ONE quite small phillips screw to undo a washer that holds the cable-hubs onto the motor spindle, and prevents the cable slipping out the side of the cable-hubs. cable pulls out (it is very like a pushbike brake cable - has a blob of molten metal on the end of the cable, goes into a slot in the cable hub, which sits around the motor spindle).

That is my attempt to explain how this is all set up.
NOW, if your cable isn't actually broken - try to work out how much extra movement of cable would be needed to operate the latch. You've tested the glovebox button and observed the latch moving.....

Open the boot. Resest the latch of the boot using a screwdriver etc, into "locked" condition. Get your mate to HOLD the glovebox button down for a few secs, you should see the boot latch moved by the cable, but not spring back while he is holding the glovebox button down. Use your fingers to move the latch mechanism until the boot latch unlocks.

IF it is a SMALL amount of extra movement required to pop the latch, you MAY get away with a work-around we used. If it is only a few mm's extra movement of the cable that is required, you can do a bit of a bodgy at the motor end of the cable. You will have to unbolt the bracket described above and move the motor where you can work on it in the boot but have it reconnected to the wiring loom. Unclip the loom, move (and possibly flip the motor) and reconnect.

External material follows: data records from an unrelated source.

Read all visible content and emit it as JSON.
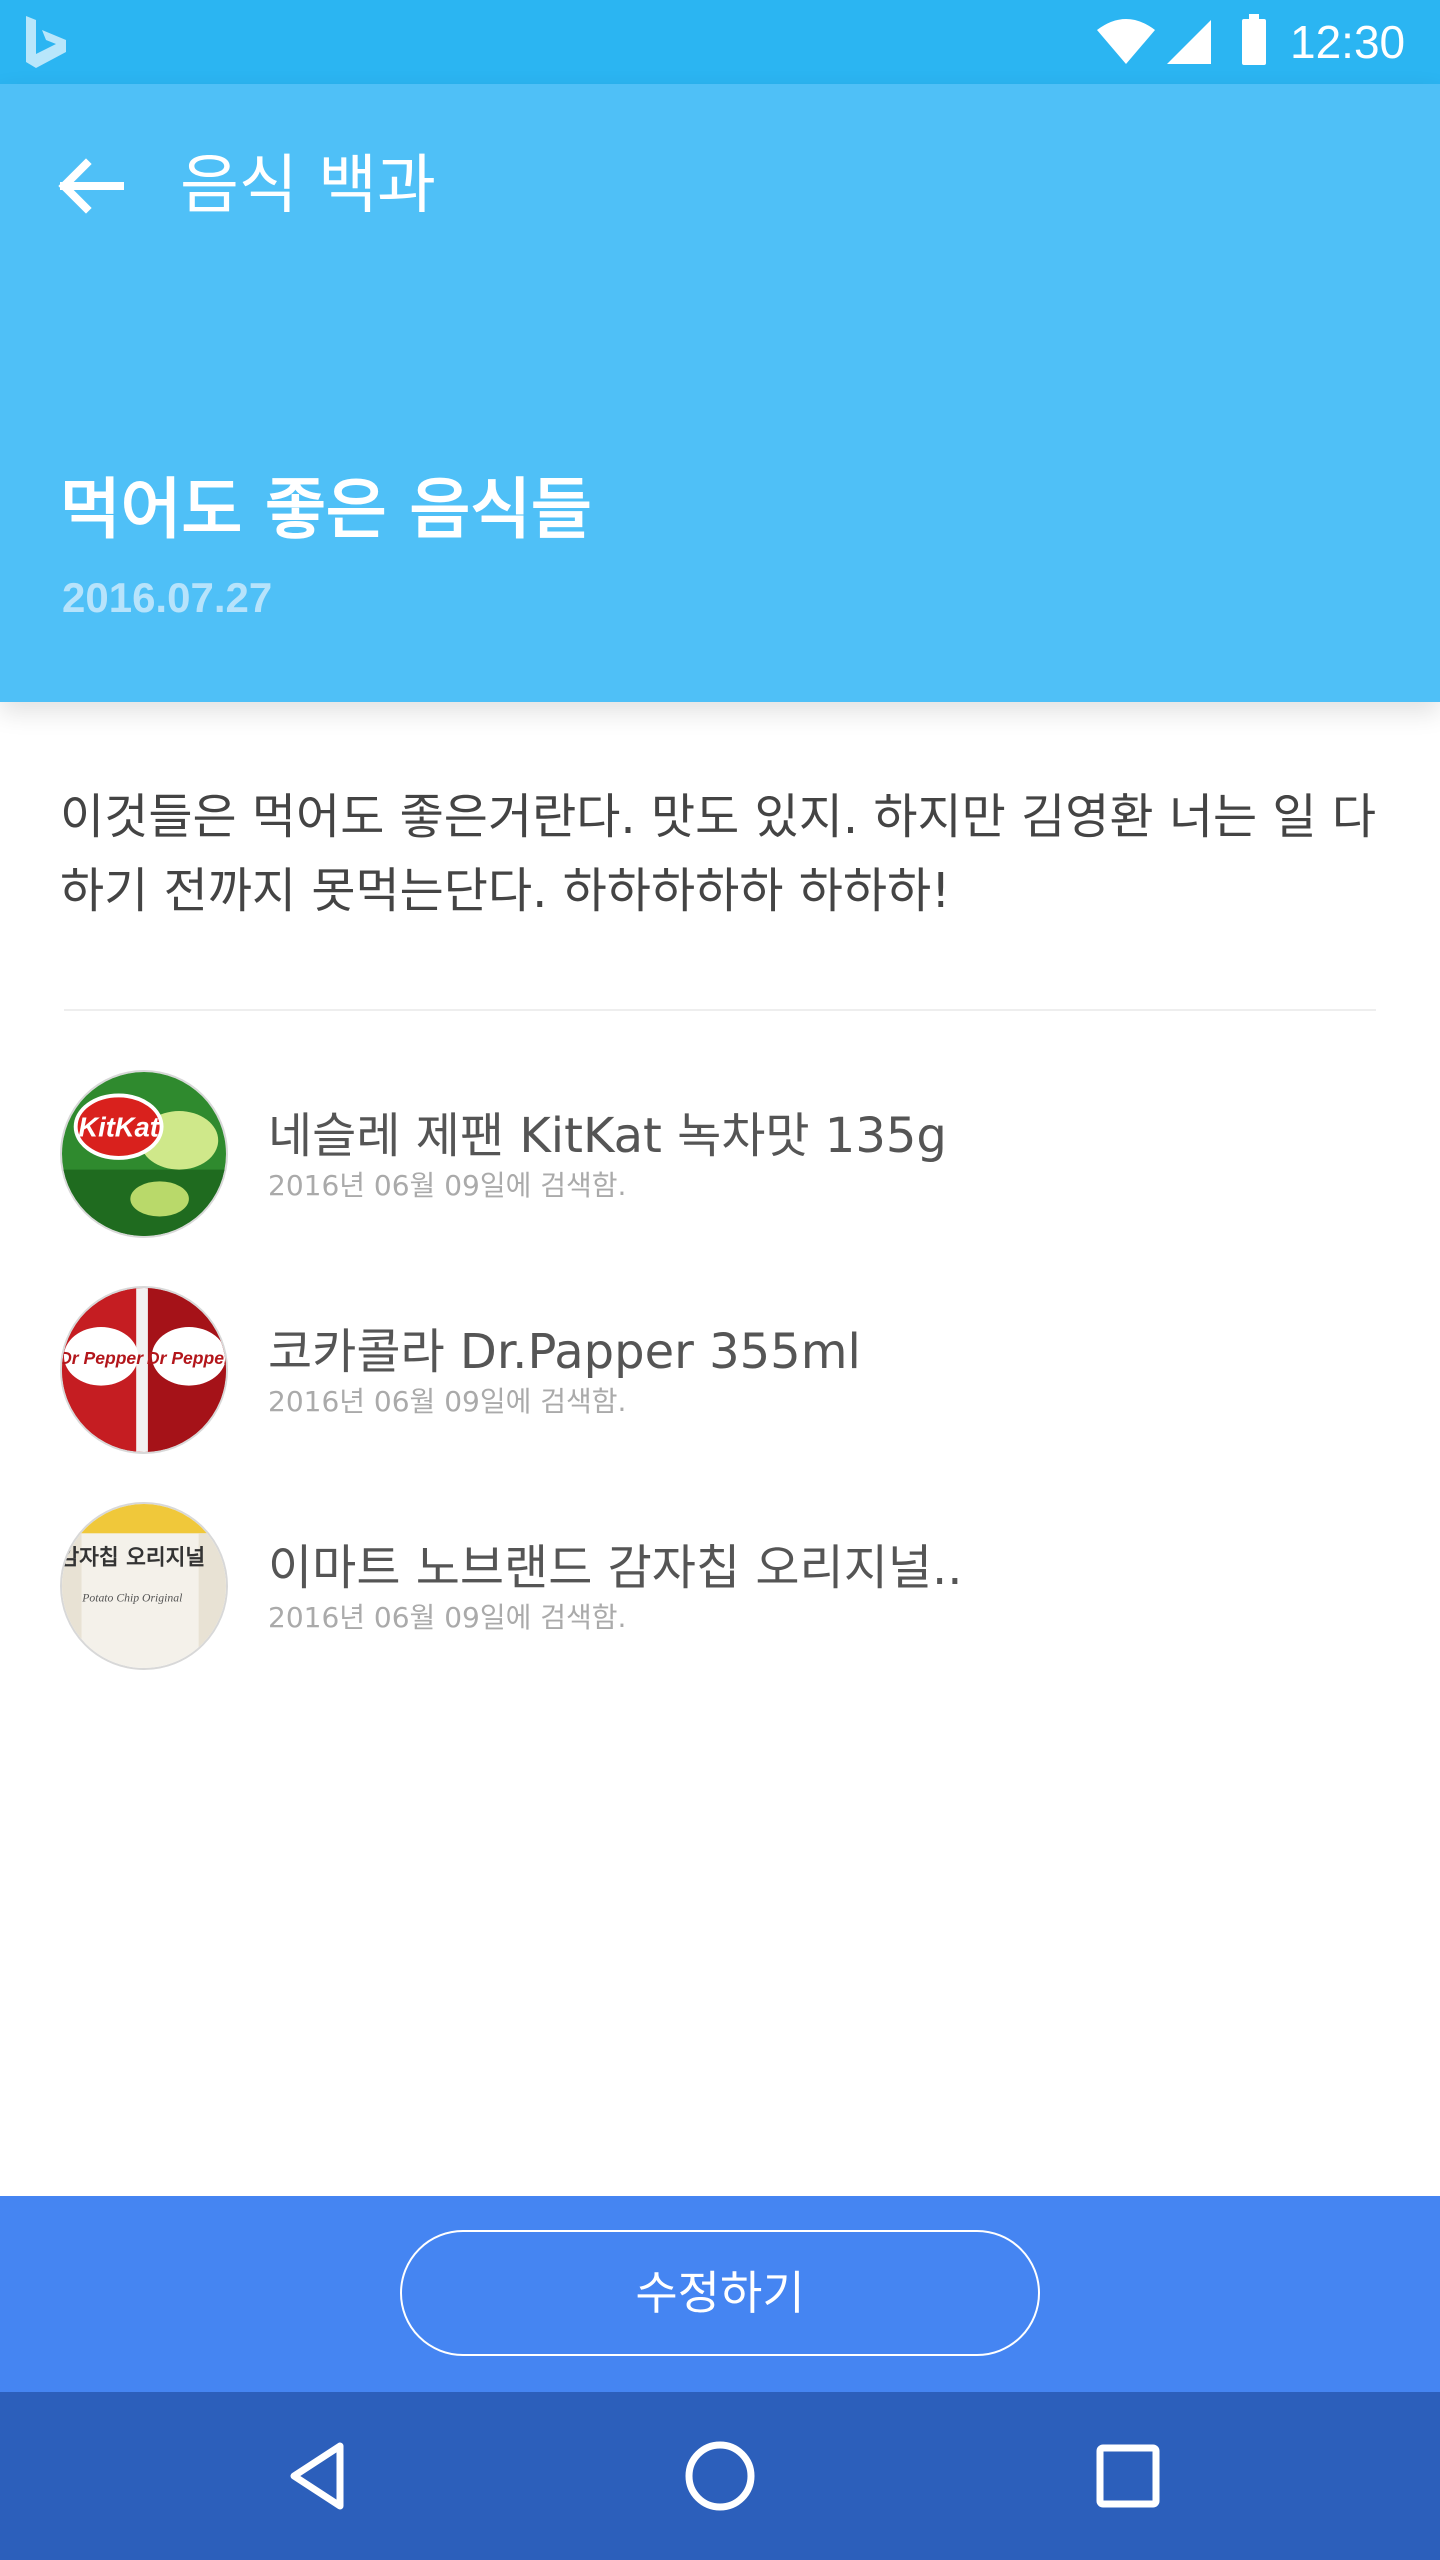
{
  "status_bar": {
    "time": "12:30",
    "icons": [
      "bing-logo-icon",
      "wifi-icon",
      "cell-signal-icon",
      "battery-icon"
    ]
  },
  "header": {
    "back_icon": "arrow-left-icon",
    "app_title": "음식 백과",
    "note_title": "먹어도 좋은 음식들",
    "note_date": "2016.07.27"
  },
  "description": "이것들은 먹어도 좋은거란다. 맛도 있지. 하지만 김영환 너는 일 다 하기 전까지 못먹는단다. 하하하하하 하하하!",
  "food_items": [
    {
      "name": "네슬레 제팬 KitKat 녹차맛 135g",
      "searched": "2016년 06월 09일에 검색함."
    },
    {
      "name": "코카콜라 Dr.Papper 355ml",
      "searched": "2016년 06월 09일에 검색함."
    },
    {
      "name": "이마트 노브랜드 감자칩 오리지널..",
      "searched": "2016년 06월 09일에 검색함."
    }
  ],
  "thumbnail_text": {
    "kitkat_logo": "KitKat",
    "drpepper_logo": "Dr Pepper",
    "chip_bag_label": "감자칩 오리지널",
    "chip_bag_subtitle": "Potato Chip Original"
  },
  "action": {
    "edit_label": "수정하기"
  },
  "nav_bar": {
    "icons": [
      "back-triangle-icon",
      "home-circle-icon",
      "recents-square-icon"
    ]
  },
  "colors": {
    "status_bar": "#2bb5f2",
    "header": "#4fc0f7",
    "action_bar": "#4585f2",
    "nav_bar": "#2c5fbb"
  }
}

Operate the motor, observe how it works, how far it rotates and in what direction.

Carefully remove the screw and washer which holds the cable-hubs onto the motor spindle. You will see a couple of plastic pieces with a bit of "slop" (room for movement) between them.

Holding it all together with a finger or two, operate the motor again and work out how the motor and these plastic bits move the cable.

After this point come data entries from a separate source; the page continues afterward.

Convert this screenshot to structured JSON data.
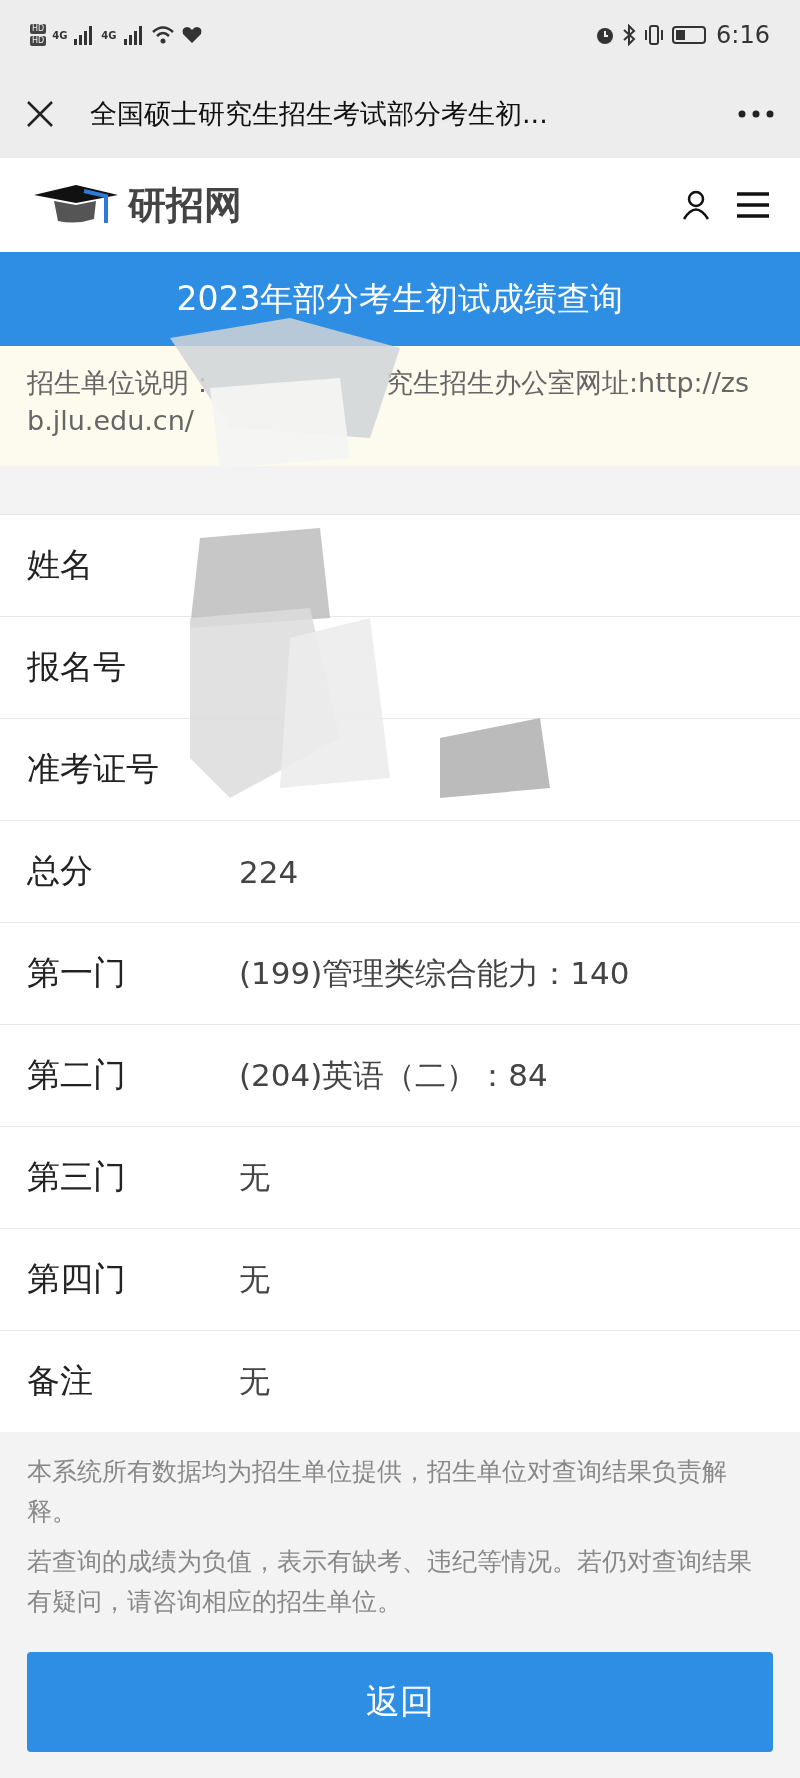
{
  "status_bar": {
    "hd_labels": [
      "HD",
      "HD"
    ],
    "network_labels": [
      "4G",
      "4G"
    ],
    "time": "6:16"
  },
  "nav_bar": {
    "title": "全国硕士研究生招生考试部分考生初..."
  },
  "site_header": {
    "logo_text": "研招网"
  },
  "banner": {
    "title": "2023年部分考生初试成绩查询"
  },
  "notice": {
    "visible_parts": [
      "招生单位说明：",
      "究生招生办公室网址:http://zsb.jlu.edu.cn/"
    ]
  },
  "result_rows": [
    {
      "label": "姓名"
    },
    {
      "label": "报名号"
    },
    {
      "label": "准考证号"
    },
    {
      "label": "总分",
      "value": "224"
    },
    {
      "label": "第一门",
      "value": "(199)管理类综合能力：140"
    },
    {
      "label": "第二门",
      "value": "(204)英语（二）：84"
    },
    {
      "label": "第三门",
      "value": "无"
    },
    {
      "label": "第四门",
      "value": "无"
    },
    {
      "label": "备注",
      "value": "无"
    }
  ],
  "footer_notes": [
    "本系统所有数据均为招生单位提供，招生单位对查询结果负责解释。",
    "若查询的成绩为负值，表示有缺考、违纪等情况。若仍对查询结果有疑问，请咨询相应的招生单位。"
  ],
  "back_button": {
    "label": "返回"
  }
}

Devise a piece of packing between the two plastic "cams" to slightly increase the movement of the cable. We chopped-up short pieces of very heavy-guage solid copper wire in our car, and poked them into the appropriate gap between the two white plastic "cams". Refit the washer and screw that holds it all together.

Remember that if you pack too large a piece of packing in, you WILL over-stretch and break the cable - the little motor is surprisingly strong (must have worm-drive or something).

Reset boot lock to "locked" - test the cable-release to see if your packing is enough to operate the latch. Fine tune. Put it all back together. If it works, congratulate yourself that you didn't pay my Dealer $500- to do this.

Here endeth the lesson, Parte the Seconde.

Hope this helps. If you think I'm gonna pull mine apart and take photo's of all this - sorry, ain't gonna happen.

MadMax
11-01-2009, 08:12 AM
THANKS: A great explanation Elwyn! Greatly helps my state of confusion (decrease, not increase)
My only experience with this setup is a rental 380, push the button and it pops - sure sounded like a solenoid operating to me!

RANT:
What drugs were the Mitsu designers on when they created this setup? :bowrofl: A simple solenoid for the boot release and another for the fuel flap would be simpler, cheaper and more reliable! Much too smart for their own good! They must have missed the lessons in Design School where they are taught to achieve functionality with maximum simplicity and relaibility!
END RANT:

headake
13-01-2009, 03:28 PM
guys i didnt mean anyone to take offence i first thought i was goin crazy and saw something i didnt see and then i thought no but i am sorry didnt mean for some one to get upset

cheers for all the help

MadMax
14-01-2009, 08:35 AM
No one is upset. This has been a pleasant learning experience for me.

---==== Live long and prosper! ===---

Elwyn
14-01-2009, 12:45 PM
Maybe a solenoid latch for boot release would pull too much current? the wiring in the Magna's has never let me down, but its not full-on Heavy Duty stuff either.